Il est ainsi évident que la GRH ne peut être dissociée de la gestion des talents, et parfois même, cette dernière est intégrée dans la première. « Dans les firmes anglo-saxonnes, le métier de « VP Talent Manager » s’impose, voire a remplacé celui de DRH » (Dejoux, 2013, p. 119).

 

  1. Composantes et vocation de la gestion des talents

 

Pour ce qui est de la cible de la gestion des talents, la littérature révèle trois principaux courants qui en définissent les fondements :

 

  • Le premier courant se focalise sur les « hauts potentiels » que la gestion des talents a pour mission de repérer (Bournois & Roussillon, 1999 ; Doris & Matthew, 2007 ; cités par Dejoux, 2013). Dans ce cadre, les enjeux concernent les outils relatifs aux plans de succession ainsi que les modalités de rétention (de ces collaborateurs de « haut potentiel ».

 

  • Le second courant associe les talents à gérer aux personnes que l’entreprise qualifie « d’exceptionnelles » du fait de la rareté de leurs compétences (Boudreau, 2007, cité par Dejoux, 2013). Cela n’empêche que les individus considérés ainsi « sont des gens comme les autres, quel que soit leur niveau hiérarchique » (Dejoux, 2013, p. 118). Ce courant insiste sur le fait que la gestion des talents soit le cœur de la GRH, et constitue même la « science de la gestion ». La caractéristique de ces talents exceptionnels, dits « talents pivots », est leur contribution conséquente à la stratégie de l’entreprise.

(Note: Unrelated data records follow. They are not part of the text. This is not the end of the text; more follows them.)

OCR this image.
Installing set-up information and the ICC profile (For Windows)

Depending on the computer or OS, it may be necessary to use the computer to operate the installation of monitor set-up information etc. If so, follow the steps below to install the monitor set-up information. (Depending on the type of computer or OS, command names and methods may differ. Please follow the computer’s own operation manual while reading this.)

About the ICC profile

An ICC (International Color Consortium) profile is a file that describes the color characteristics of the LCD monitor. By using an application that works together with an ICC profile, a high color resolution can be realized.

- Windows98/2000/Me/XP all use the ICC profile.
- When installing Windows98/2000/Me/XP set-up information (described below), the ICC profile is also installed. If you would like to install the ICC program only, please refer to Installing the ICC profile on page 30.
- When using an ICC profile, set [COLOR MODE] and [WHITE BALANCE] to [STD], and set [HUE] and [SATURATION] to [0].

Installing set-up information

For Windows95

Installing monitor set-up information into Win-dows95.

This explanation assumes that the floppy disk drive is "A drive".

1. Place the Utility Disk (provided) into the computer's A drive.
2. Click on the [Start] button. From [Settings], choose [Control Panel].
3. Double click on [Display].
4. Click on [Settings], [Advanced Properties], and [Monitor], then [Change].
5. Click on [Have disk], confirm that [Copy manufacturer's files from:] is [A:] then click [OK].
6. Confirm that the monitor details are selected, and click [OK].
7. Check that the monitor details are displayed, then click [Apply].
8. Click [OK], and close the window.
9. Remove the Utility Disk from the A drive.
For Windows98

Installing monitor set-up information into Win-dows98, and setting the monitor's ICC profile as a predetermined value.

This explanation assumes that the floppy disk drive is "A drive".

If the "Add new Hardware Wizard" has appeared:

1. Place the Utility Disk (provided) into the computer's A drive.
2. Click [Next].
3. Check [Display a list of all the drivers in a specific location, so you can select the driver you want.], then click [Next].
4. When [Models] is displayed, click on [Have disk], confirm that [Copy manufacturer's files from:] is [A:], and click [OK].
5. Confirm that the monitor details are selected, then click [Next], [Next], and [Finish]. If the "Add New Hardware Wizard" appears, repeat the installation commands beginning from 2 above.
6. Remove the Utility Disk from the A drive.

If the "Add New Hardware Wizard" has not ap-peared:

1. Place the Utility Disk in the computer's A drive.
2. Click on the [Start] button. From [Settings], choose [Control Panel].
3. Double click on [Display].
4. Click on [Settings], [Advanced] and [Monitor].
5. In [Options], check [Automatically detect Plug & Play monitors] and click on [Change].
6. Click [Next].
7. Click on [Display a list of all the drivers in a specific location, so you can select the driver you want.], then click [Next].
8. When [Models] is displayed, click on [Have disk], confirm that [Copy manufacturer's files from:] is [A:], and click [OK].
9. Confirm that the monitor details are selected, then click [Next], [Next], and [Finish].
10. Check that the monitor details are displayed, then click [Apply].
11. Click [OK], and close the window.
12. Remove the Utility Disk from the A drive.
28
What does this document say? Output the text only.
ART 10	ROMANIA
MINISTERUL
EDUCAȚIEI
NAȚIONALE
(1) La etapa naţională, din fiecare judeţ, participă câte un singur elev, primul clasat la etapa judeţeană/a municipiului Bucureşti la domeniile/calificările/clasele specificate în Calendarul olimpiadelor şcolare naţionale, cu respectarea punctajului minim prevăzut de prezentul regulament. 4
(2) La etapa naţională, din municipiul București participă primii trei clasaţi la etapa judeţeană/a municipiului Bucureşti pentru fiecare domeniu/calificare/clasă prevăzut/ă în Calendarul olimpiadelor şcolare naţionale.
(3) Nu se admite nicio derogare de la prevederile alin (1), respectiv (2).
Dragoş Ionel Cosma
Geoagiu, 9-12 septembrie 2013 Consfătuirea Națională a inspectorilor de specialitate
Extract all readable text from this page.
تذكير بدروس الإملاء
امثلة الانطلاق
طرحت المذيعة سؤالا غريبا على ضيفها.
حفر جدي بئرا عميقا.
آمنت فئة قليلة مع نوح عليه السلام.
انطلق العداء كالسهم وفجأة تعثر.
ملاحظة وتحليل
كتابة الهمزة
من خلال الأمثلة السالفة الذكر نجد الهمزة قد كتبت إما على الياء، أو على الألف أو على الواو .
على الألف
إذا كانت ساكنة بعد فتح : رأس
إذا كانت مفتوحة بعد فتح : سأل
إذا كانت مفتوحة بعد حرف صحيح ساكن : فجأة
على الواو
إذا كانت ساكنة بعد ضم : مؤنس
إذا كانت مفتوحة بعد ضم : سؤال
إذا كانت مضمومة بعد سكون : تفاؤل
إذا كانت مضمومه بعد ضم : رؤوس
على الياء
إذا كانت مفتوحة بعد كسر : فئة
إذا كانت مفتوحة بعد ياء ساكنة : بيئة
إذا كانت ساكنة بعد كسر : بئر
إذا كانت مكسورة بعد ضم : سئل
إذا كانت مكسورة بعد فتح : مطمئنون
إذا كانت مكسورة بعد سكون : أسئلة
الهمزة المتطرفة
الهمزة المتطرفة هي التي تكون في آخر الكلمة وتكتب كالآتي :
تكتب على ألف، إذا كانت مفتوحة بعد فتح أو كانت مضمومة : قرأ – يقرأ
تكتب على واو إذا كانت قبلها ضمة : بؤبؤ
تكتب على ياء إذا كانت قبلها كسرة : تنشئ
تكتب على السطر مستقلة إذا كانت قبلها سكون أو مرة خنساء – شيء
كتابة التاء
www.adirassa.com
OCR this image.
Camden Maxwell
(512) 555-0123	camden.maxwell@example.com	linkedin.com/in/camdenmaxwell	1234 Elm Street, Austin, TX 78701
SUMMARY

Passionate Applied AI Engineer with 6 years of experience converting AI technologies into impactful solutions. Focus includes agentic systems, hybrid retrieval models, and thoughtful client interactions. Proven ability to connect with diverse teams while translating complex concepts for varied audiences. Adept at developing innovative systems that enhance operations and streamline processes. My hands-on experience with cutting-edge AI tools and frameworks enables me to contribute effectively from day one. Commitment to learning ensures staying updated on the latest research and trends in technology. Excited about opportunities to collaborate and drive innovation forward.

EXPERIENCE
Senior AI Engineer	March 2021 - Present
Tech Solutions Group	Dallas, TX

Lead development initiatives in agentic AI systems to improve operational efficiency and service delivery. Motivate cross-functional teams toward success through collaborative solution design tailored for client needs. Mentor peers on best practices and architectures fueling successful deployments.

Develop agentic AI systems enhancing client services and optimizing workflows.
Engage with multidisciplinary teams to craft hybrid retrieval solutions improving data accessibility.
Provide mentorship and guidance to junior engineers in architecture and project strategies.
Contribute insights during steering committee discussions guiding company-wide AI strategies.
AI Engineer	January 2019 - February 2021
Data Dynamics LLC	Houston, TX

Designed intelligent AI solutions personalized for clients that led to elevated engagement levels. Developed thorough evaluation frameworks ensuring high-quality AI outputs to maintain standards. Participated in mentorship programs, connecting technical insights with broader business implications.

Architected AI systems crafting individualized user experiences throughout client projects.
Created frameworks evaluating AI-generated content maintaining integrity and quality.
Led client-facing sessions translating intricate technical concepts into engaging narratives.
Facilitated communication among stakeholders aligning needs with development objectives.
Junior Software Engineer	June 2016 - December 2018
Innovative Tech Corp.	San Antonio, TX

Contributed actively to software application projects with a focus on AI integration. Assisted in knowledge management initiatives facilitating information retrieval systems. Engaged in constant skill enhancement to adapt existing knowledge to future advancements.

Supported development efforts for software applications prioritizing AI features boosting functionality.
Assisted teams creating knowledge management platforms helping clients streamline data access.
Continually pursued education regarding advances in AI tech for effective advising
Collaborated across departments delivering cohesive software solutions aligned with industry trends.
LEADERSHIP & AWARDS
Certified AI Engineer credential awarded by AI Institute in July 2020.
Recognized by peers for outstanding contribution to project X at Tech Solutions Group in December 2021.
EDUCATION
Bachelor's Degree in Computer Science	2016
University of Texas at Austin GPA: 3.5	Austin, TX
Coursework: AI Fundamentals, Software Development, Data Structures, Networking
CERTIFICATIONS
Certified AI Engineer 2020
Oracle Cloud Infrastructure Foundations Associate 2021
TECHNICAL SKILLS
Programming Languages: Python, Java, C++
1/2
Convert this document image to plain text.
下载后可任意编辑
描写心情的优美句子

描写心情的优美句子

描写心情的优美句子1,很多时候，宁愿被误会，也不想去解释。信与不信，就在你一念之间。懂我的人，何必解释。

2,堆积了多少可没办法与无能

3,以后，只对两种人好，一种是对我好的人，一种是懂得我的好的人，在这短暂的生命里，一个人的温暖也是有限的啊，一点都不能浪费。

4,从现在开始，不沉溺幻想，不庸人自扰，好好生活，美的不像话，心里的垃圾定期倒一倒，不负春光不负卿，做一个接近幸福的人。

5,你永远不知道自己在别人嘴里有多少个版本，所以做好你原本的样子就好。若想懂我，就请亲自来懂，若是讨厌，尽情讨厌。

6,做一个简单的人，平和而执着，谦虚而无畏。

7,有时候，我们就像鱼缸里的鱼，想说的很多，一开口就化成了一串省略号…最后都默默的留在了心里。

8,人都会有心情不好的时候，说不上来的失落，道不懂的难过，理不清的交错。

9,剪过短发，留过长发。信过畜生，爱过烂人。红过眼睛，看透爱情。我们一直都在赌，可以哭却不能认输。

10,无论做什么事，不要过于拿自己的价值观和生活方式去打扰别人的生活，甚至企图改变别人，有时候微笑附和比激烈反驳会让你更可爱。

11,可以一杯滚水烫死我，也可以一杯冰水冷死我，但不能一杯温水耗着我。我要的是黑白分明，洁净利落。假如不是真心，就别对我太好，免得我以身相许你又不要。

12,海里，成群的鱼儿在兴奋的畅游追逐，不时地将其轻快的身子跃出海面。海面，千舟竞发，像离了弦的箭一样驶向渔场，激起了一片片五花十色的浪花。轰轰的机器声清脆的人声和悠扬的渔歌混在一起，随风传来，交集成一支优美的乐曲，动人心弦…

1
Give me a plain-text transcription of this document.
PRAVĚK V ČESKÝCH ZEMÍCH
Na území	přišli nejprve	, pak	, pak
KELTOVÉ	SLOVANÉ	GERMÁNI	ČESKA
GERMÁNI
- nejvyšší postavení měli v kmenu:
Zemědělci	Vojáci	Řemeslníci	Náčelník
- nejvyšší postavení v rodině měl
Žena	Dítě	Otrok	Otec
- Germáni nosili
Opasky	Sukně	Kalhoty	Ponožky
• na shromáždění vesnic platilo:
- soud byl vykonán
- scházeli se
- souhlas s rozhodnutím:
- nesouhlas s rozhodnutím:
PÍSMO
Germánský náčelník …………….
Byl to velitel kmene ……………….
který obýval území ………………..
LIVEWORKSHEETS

Boudreau (2007, cité par Dejoux, 2013) met alors en garde contre trois « situations à risque » : d’abord pour une organisation n’ayant pas de « talent pivot », pour celle qui pense que « tout le monde » possède des talents, et pour celle qui accorde trop de place aux sujets concernant les talents en oubliant que le véritable talent doit s’exprimer en termes de force de travail. Ce que l’auteur veut souligner, c’est la relativité du talent à la performance de l’entreprise, c’est-à-dire sa non-signification en dehors du domaine de travail et plus particulièrement en s’éloignant des objectifs stratégiques de l’entreprise.

 

  • Le troisième courant se détache des deux premiers pour s’intéresser à « tous » les collaborateurs dans le sens de talents potentiels. Autrement dit, l’entreprise a intérêt de disposer d’une mixité de talents, et non seulement les hauts potentiels ou les talents rares.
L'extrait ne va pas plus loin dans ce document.